Nope, can't agree. From where I'm standing, proficiency and expertise bonuses on skill checks are too small. Way, way too small.
Imagine a person who's never driven a car, never taken driver's ed, no training at all. Take that person, plunk them behind the wheel, show them the pedals to make it go, and send them down the interstate. What are the chances that they reach their destination without a wreck? If you put that chance at 50%, you're more optimistic than I am.
Now, take a typical driver--not a race car driver or a long-haul trucker, just Joe Average Commuter--and send them down the interstate. What are the chances that that person makes it safely? If you say 95%, you are asserting that the typical commuter (two trips per day, 5 days a week) wrecks their car twice a month! I'd hate to see insurance premiums on the D&D highway system.

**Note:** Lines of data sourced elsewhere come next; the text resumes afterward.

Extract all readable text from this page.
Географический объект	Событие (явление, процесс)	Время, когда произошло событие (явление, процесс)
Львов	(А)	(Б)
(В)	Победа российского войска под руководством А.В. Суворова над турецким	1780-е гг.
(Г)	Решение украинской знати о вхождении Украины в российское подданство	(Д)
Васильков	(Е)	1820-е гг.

But think about what this means in terms of the d20 scale: If the average trained driver has a 95% chance to make a check that the average untrained driver fails 50% of the time, that implies a proficiency bonus of +9. That's just proficiency, not even expertise (expertise would be a professional driver of some kind).
Proficiency bonuses in D&D are laughably tiny. And yet people keep complaining and wanting them to be even smaller! Bounded accuracy is designed for combat, where the attack roll is just one component of a much larger system. It makes no sense for skills.